Diabetes
Type 2 diabetes mellitus (T2DM) is characterized by high blood glucose (hyperglycemia) as well as abnormal carbohydrate, fat, and protein metabolism. Insulin produced by the pancreas is insufficient to maintain normal levels of blood glucose due to demands placed on the pancreas by the metabolic abnormalities as well as relative insensitivity of the body to the action of insulin in T2DM (insulin resistance). Longstanding poorly controlled blood glucose can lead to small blood vessel damage caused by high blood sugar, which can result in complications such as blindness, kidney failure, and lower extremity amputations. In fact, diabetes is the leading cause of blindness, kidney failure and non-traumatic amputations in the US. T2DM is also strongly associated with macrovascular events such as heart attacks and strokes and increases the heart mortality by 2 to 4 fold [1]. Diabetes is the sixth leading cause of death in the US, although this number is considered to underestimate the actual number because diabetes is often a secondary cause of death [2].
Because of these outcomes, T2DM is one of the largest and most concerning health epidemics in the developed and developing world. Diabetes currently affects 246 million people worldwide and is expected to affect 380 million by 2025 [3]. In the US, 6% of the population (18 million people) have T2DM and an estimated 21% of Americans over the age of 60 have the disease. The number of T2DM cases is growing at 7% annually, and this trend is expected to continue due to aging of the population. The number of pre-diabetics, those with abnormally high blood glucose levels but not yet meeting criteria for a diagnosis of diabetes, is estimated to be 41M. In 2007, is has been estimated that $174B was spent on diabetes or 10% of the total healthcare spend in the US [1].
There are two primary etiological features associated with T2DM: insulin resistance (IR) and diminished insulin production through pancreatic beta cell decline and failure. The natural history of T2DM starts with pre-diabetes, the period leading up to the diagnosis of T2DM, and is characterized by insulin resistance, which precedes the high blood sugars of diabetes. The years of exposure to this burden of IR and its associated metabolic dysregulation explain why so many people already have diabetic complications at the time of diagnosis of hyperglycemia. It has been estimated that patients have had the disease for an average of five years at the time of diagnosis. Thus, diabetes delay or prevention is emerging as an important therapeutic strategy to minimize potential disease complications.

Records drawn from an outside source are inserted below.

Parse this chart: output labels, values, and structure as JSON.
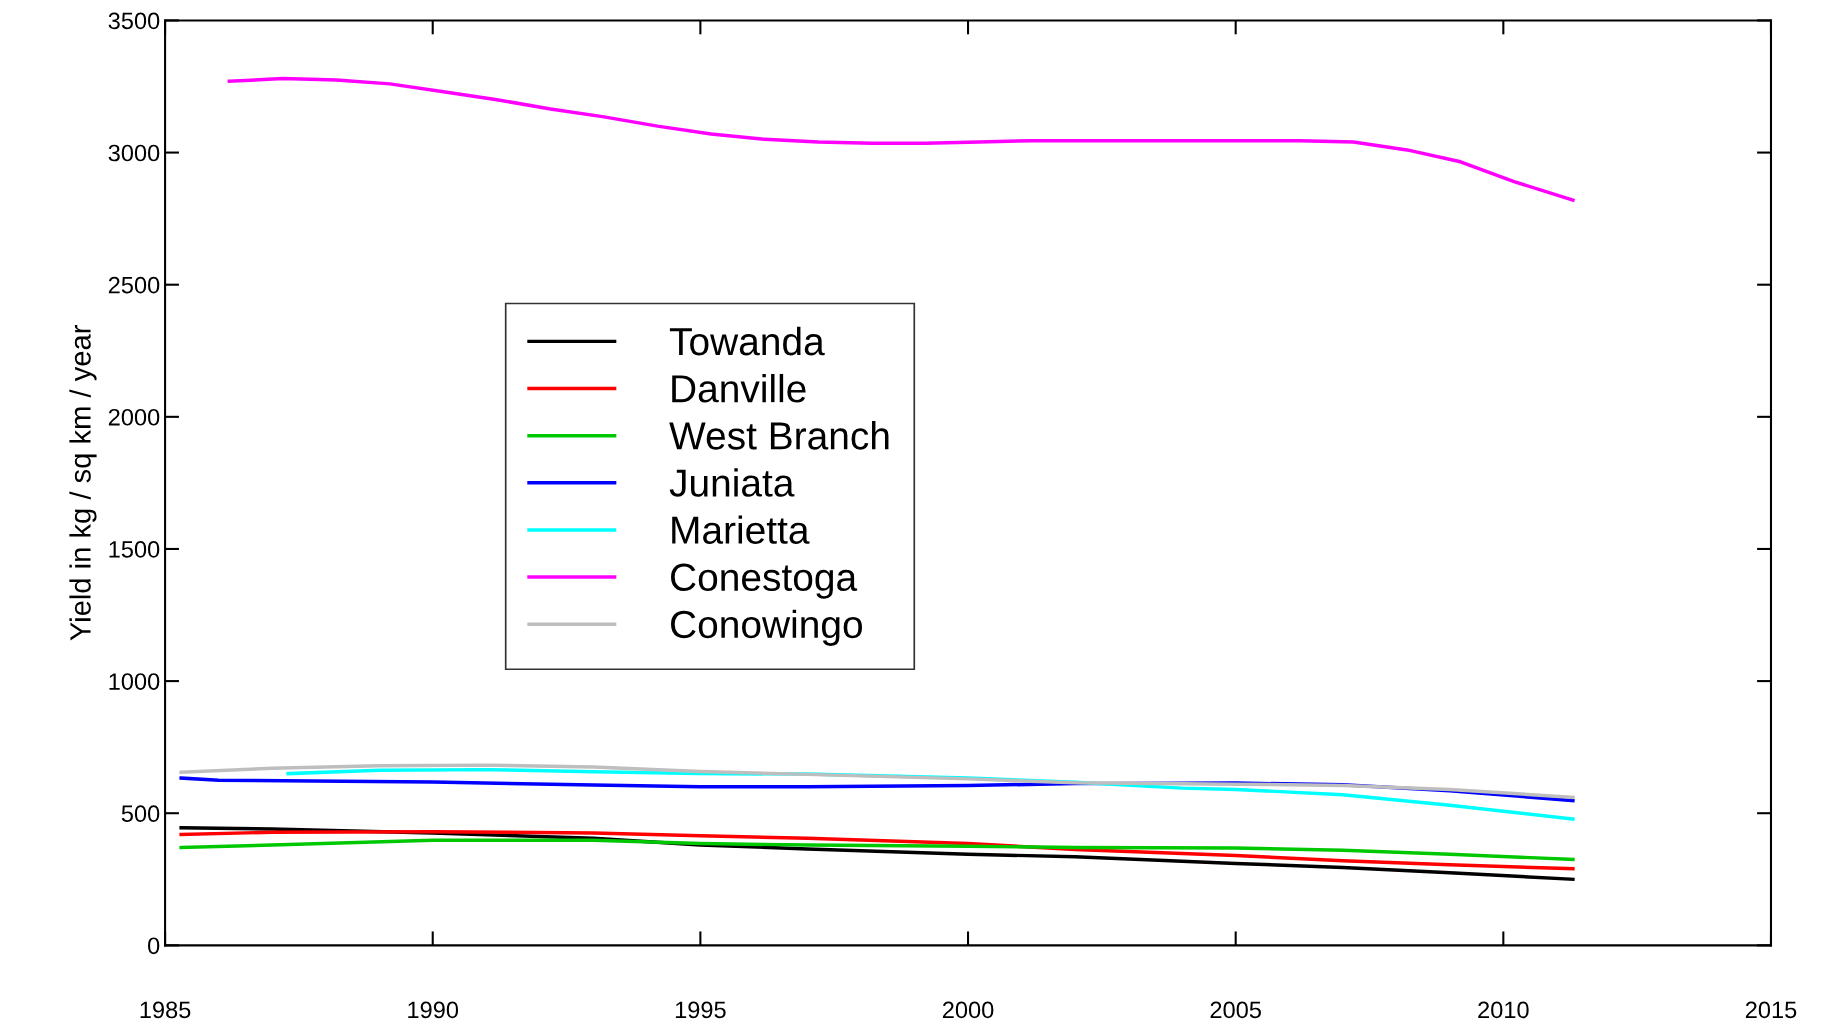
{
  "chart_data": {
    "type": "line",
    "ylabel": "Yield in kg / sq km / year",
    "xlim": [
      1985,
      2015
    ],
    "xticks": [
      1985,
      1990,
      1995,
      2000,
      2005,
      2010,
      2015
    ],
    "ylim": [
      0,
      3500
    ],
    "yticks": [
      0,
      500,
      1000,
      1500,
      2000,
      2500,
      3000,
      3500
    ],
    "grid": false,
    "legend": "left",
    "marker": "none",
    "line_style": "solid",
    "series": [
      {
        "name": "Towanda",
        "color": "#000000",
        "x": [
          1985.3,
          1987,
          1990,
          1993,
          1995,
          1997,
          2000,
          2002,
          2005,
          2007,
          2009,
          2011.3
        ],
        "values": [
          445,
          440,
          425,
          405,
          380,
          365,
          345,
          335,
          310,
          295,
          275,
          250
        ]
      },
      {
        "name": "Danville",
        "color": "#ff0000",
        "x": [
          1985.3,
          1987,
          1990,
          1993,
          1995,
          1997,
          2000,
          2002,
          2005,
          2007,
          2009,
          2011.3
        ],
        "values": [
          420,
          428,
          430,
          425,
          415,
          405,
          385,
          363,
          340,
          320,
          305,
          290
        ]
      },
      {
        "name": "West Branch",
        "color": "#00c800",
        "x": [
          1985.3,
          1987,
          1990,
          1993,
          1995,
          1997,
          2000,
          2002,
          2005,
          2007,
          2009,
          2011.3
        ],
        "values": [
          370,
          380,
          398,
          398,
          385,
          380,
          375,
          370,
          368,
          360,
          345,
          325
        ]
      },
      {
        "name": "Juniata",
        "color": "#0000ff",
        "x": [
          1985.3,
          1986,
          1990,
          1993,
          1995,
          1997,
          2000,
          2002,
          2005,
          2007,
          2009,
          2011.3
        ],
        "values": [
          633,
          625,
          618,
          607,
          600,
          600,
          605,
          612,
          614,
          608,
          585,
          548
        ]
      },
      {
        "name": "Marietta",
        "color": "#00ffff",
        "x": [
          1987.3,
          1989,
          1991,
          1993,
          1995,
          1997,
          2000,
          2002,
          2004,
          2005,
          2007,
          2009,
          2011.3
        ],
        "values": [
          650,
          663,
          665,
          657,
          650,
          648,
          633,
          617,
          595,
          590,
          570,
          530,
          478
        ]
      },
      {
        "name": "Conestoga",
        "color": "#ff00ff",
        "x": [
          1986.2,
          1987.2,
          1988.2,
          1989.2,
          1990.2,
          1991.2,
          1992.2,
          1993.2,
          1994.2,
          1995.2,
          1996.2,
          1997.2,
          1998.2,
          1999.2,
          2000.2,
          2001.2,
          2002.2,
          2003.2,
          2004.2,
          2005.2,
          2006.2,
          2007.2,
          2008.2,
          2009.2,
          2010.2,
          2011.3
        ],
        "values": [
          3270,
          3280,
          3275,
          3260,
          3230,
          3200,
          3165,
          3135,
          3100,
          3070,
          3050,
          3040,
          3035,
          3035,
          3040,
          3045,
          3045,
          3045,
          3045,
          3045,
          3045,
          3040,
          3010,
          2965,
          2890,
          2820
        ]
      },
      {
        "name": "Conowingo",
        "color": "#bebebe",
        "x": [
          1985.3,
          1987,
          1989,
          1991,
          1993,
          1995,
          1997,
          2000,
          2002,
          2005,
          2007,
          2009,
          2011.3
        ],
        "values": [
          655,
          670,
          680,
          682,
          675,
          658,
          647,
          630,
          615,
          610,
          605,
          590,
          560
        ]
      }
    ]
  }
}
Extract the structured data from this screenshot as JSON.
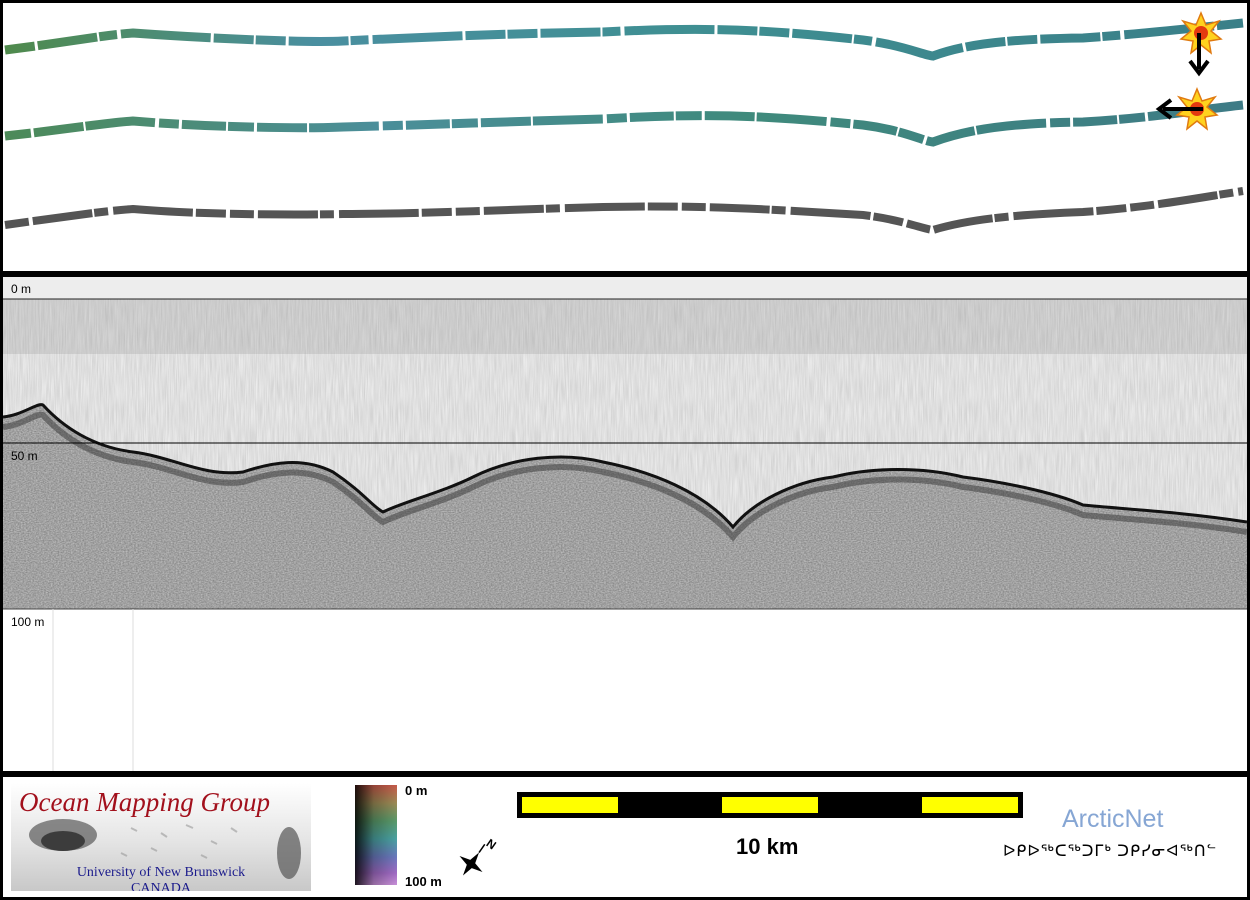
{
  "profile": {
    "depth_scale": {
      "label_top": "0 m",
      "label_mid": "50 m",
      "label_bottom": "100 m"
    }
  },
  "legend": {
    "logo": {
      "title": "Ocean Mapping Group",
      "university": "University of New Brunswick",
      "country": "CANADA"
    },
    "color_scale": {
      "min_label": "0 m",
      "max_label": "100 m"
    },
    "north_arrow": {
      "label": "N",
      "icon": "compass-star-icon"
    },
    "scale_bar": {
      "label": "10 km",
      "segment_color": "#ffff00"
    },
    "partner": {
      "name": "ArcticNet",
      "syllabics": "ᐅᑭᐅᖅᑕᖅᑐᒥᒃ ᑐᑭᓯᓂᐊᖅᑎᓪ"
    }
  },
  "colors": {
    "arcticnet": "#86a6d4",
    "omg_title": "#a2101c",
    "omg_text": "#1b1b8c"
  }
}
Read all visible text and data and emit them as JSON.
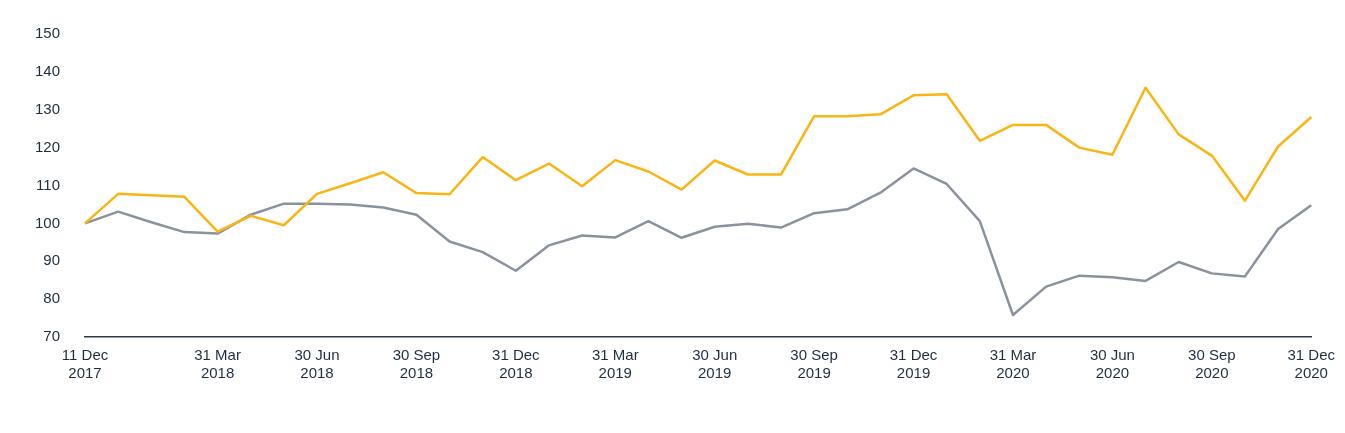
{
  "chart_data": {
    "type": "line",
    "marker": "none",
    "categories": [
      "11 Dec 2017",
      null,
      null,
      null,
      "31 Mar 2018",
      null,
      null,
      "30 Jun 2018",
      null,
      null,
      "30 Sep 2018",
      null,
      null,
      "31 Dec 2018",
      null,
      null,
      "31 Mar 2019",
      null,
      null,
      "30 Jun 2019",
      null,
      null,
      "30 Sep 2019",
      null,
      null,
      "31 Dec 2019",
      null,
      null,
      "31 Mar 2020",
      null,
      null,
      "30 Jun 2020",
      null,
      null,
      "30 Sep 2020",
      null,
      null,
      "31 Dec 2020"
    ],
    "series": [
      {
        "color": "#f8b514",
        "values": [
          100,
          107.8,
          107.4,
          107,
          97.8,
          102,
          99.5,
          107.8,
          110.6,
          113.5,
          108,
          107.7,
          117.5,
          111.4,
          115.8,
          109.8,
          116.7,
          113.7,
          108.9,
          116.6,
          112.9,
          112.9,
          128.3,
          128.3,
          128.8,
          133.8,
          134.1,
          121.8,
          126,
          126,
          120,
          118.1,
          135.8,
          123.5,
          117.9,
          106,
          120.3,
          128.1
        ]
      },
      {
        "color": "#8a929e",
        "values": [
          100,
          103.1,
          100.3,
          97.7,
          97.3,
          102.3,
          105.2,
          105.2,
          105,
          104.2,
          102.3,
          95.2,
          92.4,
          87.5,
          94.2,
          96.8,
          96.3,
          100.6,
          96.2,
          99.1,
          99.9,
          98.9,
          102.7,
          103.7,
          108.1,
          114.5,
          110.4,
          100.6,
          75.8,
          83.3,
          86.2,
          85.8,
          84.8,
          89.8,
          86.8,
          86,
          98.5,
          104.8
        ]
      }
    ],
    "ylim": [
      70,
      150
    ],
    "yticks": [
      70,
      80,
      90,
      100,
      110,
      120,
      130,
      140,
      150
    ]
  }
}
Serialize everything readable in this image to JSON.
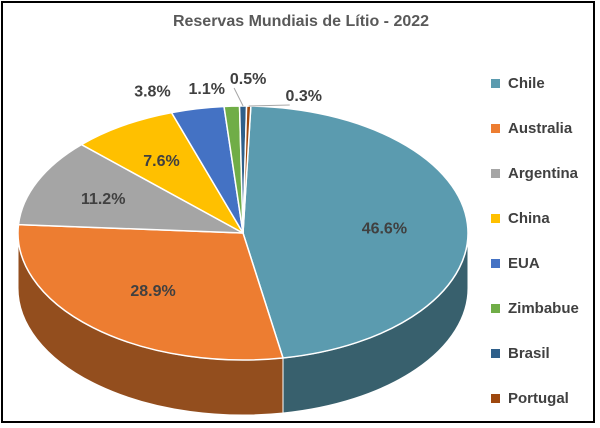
{
  "chart_data": {
    "type": "pie",
    "title": "Reservas Mundiais de Lítio - 2022",
    "categories": [
      "Chile",
      "Australia",
      "Argentina",
      "China",
      "EUA",
      "Zimbabue",
      "Brasil",
      "Portugal"
    ],
    "values": [
      46.6,
      28.9,
      11.2,
      7.6,
      3.8,
      1.1,
      0.5,
      0.3
    ],
    "value_labels": [
      "46.6%",
      "28.9%",
      "11.2%",
      "7.6%",
      "3.8%",
      "1.1%",
      "0.5%",
      "0.3%"
    ],
    "colors": [
      "#5B9BAF",
      "#ED7D31",
      "#A5A5A5",
      "#FFC000",
      "#4472C4",
      "#70AD47",
      "#2E5F8A",
      "#9E480E"
    ],
    "style": "3d",
    "legend_position": "right"
  }
}
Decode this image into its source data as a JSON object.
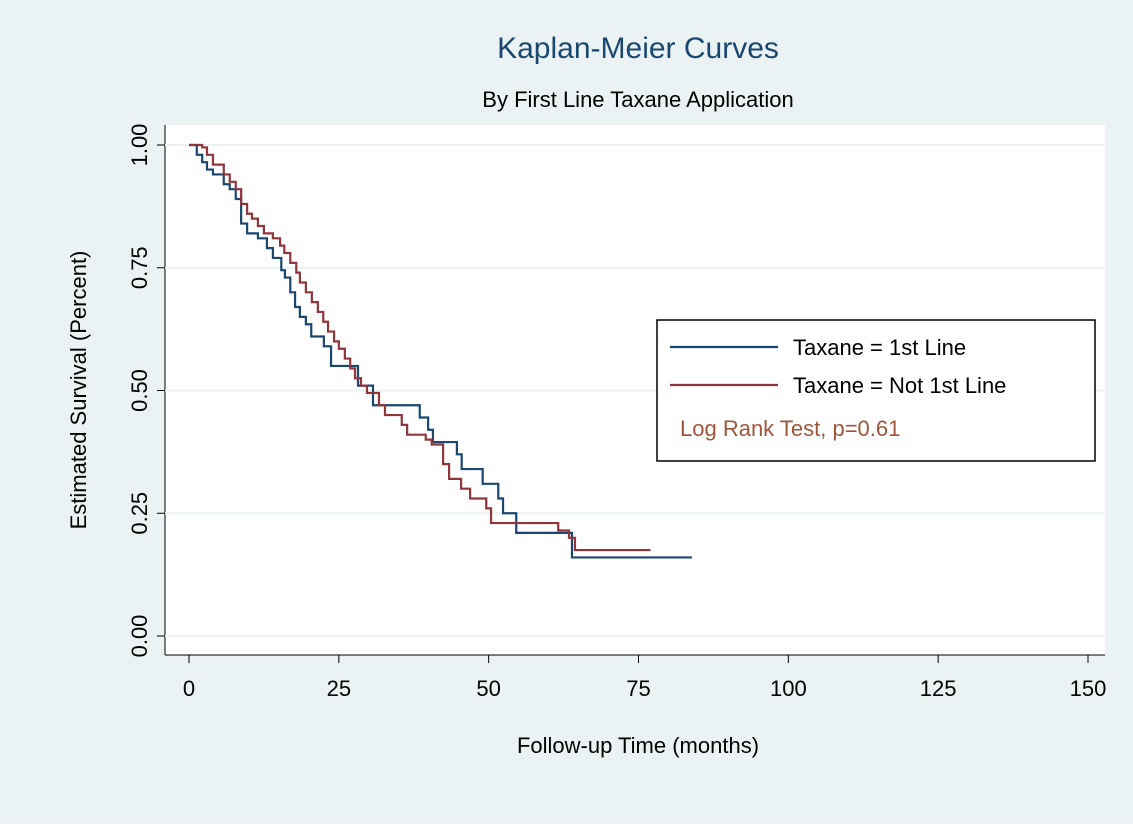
{
  "chart_data": {
    "type": "line",
    "drawstyle": "steps-post",
    "title": "Kaplan-Meier Curves",
    "subtitle": "By First Line Taxane Application",
    "xlabel": "Follow-up Time (months)",
    "ylabel": "Estimated Survival (Percent)",
    "xlim": [
      0,
      150
    ],
    "xticks": [
      0,
      25,
      50,
      75,
      100,
      125,
      150
    ],
    "ylim": [
      0,
      1
    ],
    "yticks": [
      {
        "value": 0,
        "label": "0.00"
      },
      {
        "value": 0.25,
        "label": "0.25"
      },
      {
        "value": 0.5,
        "label": "0.50"
      },
      {
        "value": 0.75,
        "label": "0.75"
      },
      {
        "value": 1,
        "label": "1.00"
      }
    ],
    "grid": true,
    "legend": "right",
    "annotation": "Log Rank Test, p=0.61",
    "annotation_color": "#a0553a",
    "series": [
      {
        "name": "Taxane = 1st Line",
        "color": "#1a476f",
        "x": [
          0,
          1.3,
          2.2,
          3,
          4,
          5.8,
          6.8,
          7.8,
          8.7,
          9.7,
          11.5,
          13,
          14,
          15.4,
          16,
          16.9,
          17.7,
          18.5,
          19.5,
          20.4,
          22.5,
          23.7,
          28.2,
          30.7,
          38.5,
          39.9,
          40.7,
          44.7,
          45.5,
          49,
          51.6,
          52.4,
          54.6,
          63.9,
          83.9
        ],
        "values": [
          1,
          0.98,
          0.965,
          0.95,
          0.94,
          0.92,
          0.91,
          0.89,
          0.84,
          0.82,
          0.81,
          0.79,
          0.77,
          0.745,
          0.73,
          0.7,
          0.67,
          0.65,
          0.635,
          0.61,
          0.59,
          0.55,
          0.51,
          0.47,
          0.445,
          0.42,
          0.395,
          0.37,
          0.34,
          0.31,
          0.28,
          0.25,
          0.21,
          0.16,
          0.16
        ]
      },
      {
        "name": "Taxane = Not 1st Line",
        "color": "#90353b",
        "x": [
          0,
          2.2,
          3,
          4,
          5.8,
          6.8,
          7.8,
          8.7,
          9.7,
          10.5,
          11.5,
          12.5,
          14,
          15.2,
          15.9,
          16.9,
          17.9,
          18.5,
          19.5,
          20.5,
          21.5,
          22.4,
          23.2,
          24.2,
          25,
          26,
          26.9,
          27.7,
          28.7,
          29.7,
          31.7,
          32.7,
          35.5,
          36.4,
          39.5,
          40.5,
          42.4,
          43.4,
          45.4,
          46.9,
          49.6,
          50.4,
          61.6,
          63.4,
          64.4,
          77
        ],
        "values": [
          1,
          0.995,
          0.98,
          0.96,
          0.94,
          0.925,
          0.91,
          0.88,
          0.86,
          0.85,
          0.835,
          0.82,
          0.81,
          0.795,
          0.78,
          0.76,
          0.74,
          0.72,
          0.7,
          0.68,
          0.66,
          0.64,
          0.62,
          0.6,
          0.585,
          0.565,
          0.545,
          0.525,
          0.51,
          0.495,
          0.47,
          0.45,
          0.43,
          0.41,
          0.4,
          0.39,
          0.35,
          0.32,
          0.3,
          0.28,
          0.26,
          0.23,
          0.215,
          0.2,
          0.175,
          0.175
        ]
      }
    ]
  }
}
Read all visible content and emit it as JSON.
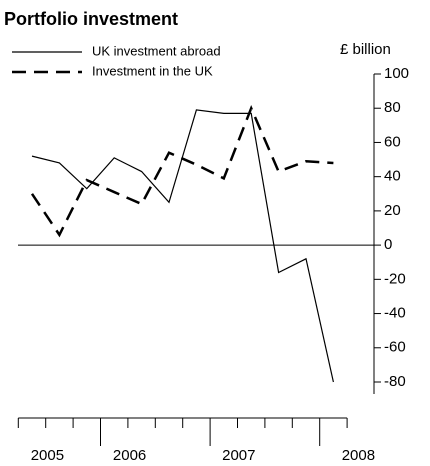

The treatment of T2DM is focused on control of high blood glucose, with diet (often with a goal of weight loss), physical activity, and pharmacotherapy. An objective of therapy is to reduce the risk of small and large vessel disease through controlling blood glucose, blood pressure, and lipids.
There are three primary oral therapeutic approaches for treating T2DM: controlling glucose output of the liver (inhibition of gluconeogenesis), increasing insulin production within the pancreas, or treating IR through improving the use of glucose or insulin in tissues. Existing therapies are sometimes associated with side effects or tolerability issues in addition to their positive effects in controlling blood sugar level.
Metformin is typically used as first line therapy for glucose control and acts by inhibition of gluconeogenesis and is associated with GI side effects. Insulin secretagogues such as the sulfonylurea class of drugs increase insulin levels and are typically used as second or third-line therapy and are associated with weight gain and with hypoglycemia. Insulin sensitizers (such as the TZDs Actos® and Avandia®) are commonly used as second or third-line therapy to treat underlying IR and are associated with fluid retention, weight gain, and have black box label warnings for congestive heart failure (CHF). DPP-4 inhibitors represent a relatively new mechanism of action (inhibition of degradation of gut peptides GLP-1 and GIP) and thus far seem to have a favorable safety profile. For this reason, they have been well received despite modest efficacy.
Given the progressive nature of T2DM, very large patient numbers and the fact that existing therapies have product profile gaps with safety and/or efficacy, improved therapies are needed to help patients control their blood sugar, avoid the significant health consequences, and ideally impact the disease progression.
In particular, treating insulin resistance through PPARγ activation offers the opportunity to significantly impact the course of pre-diabetes and T2DM. However, the side-effects of the current TZD agents have limited this powerful therapeutic approach. INT131, a non-TZD selective PPARγ modulator (SPPARM) , offers the promise to provide the powerful insulin sensitizing activity of a PPARγ activator without the side effects.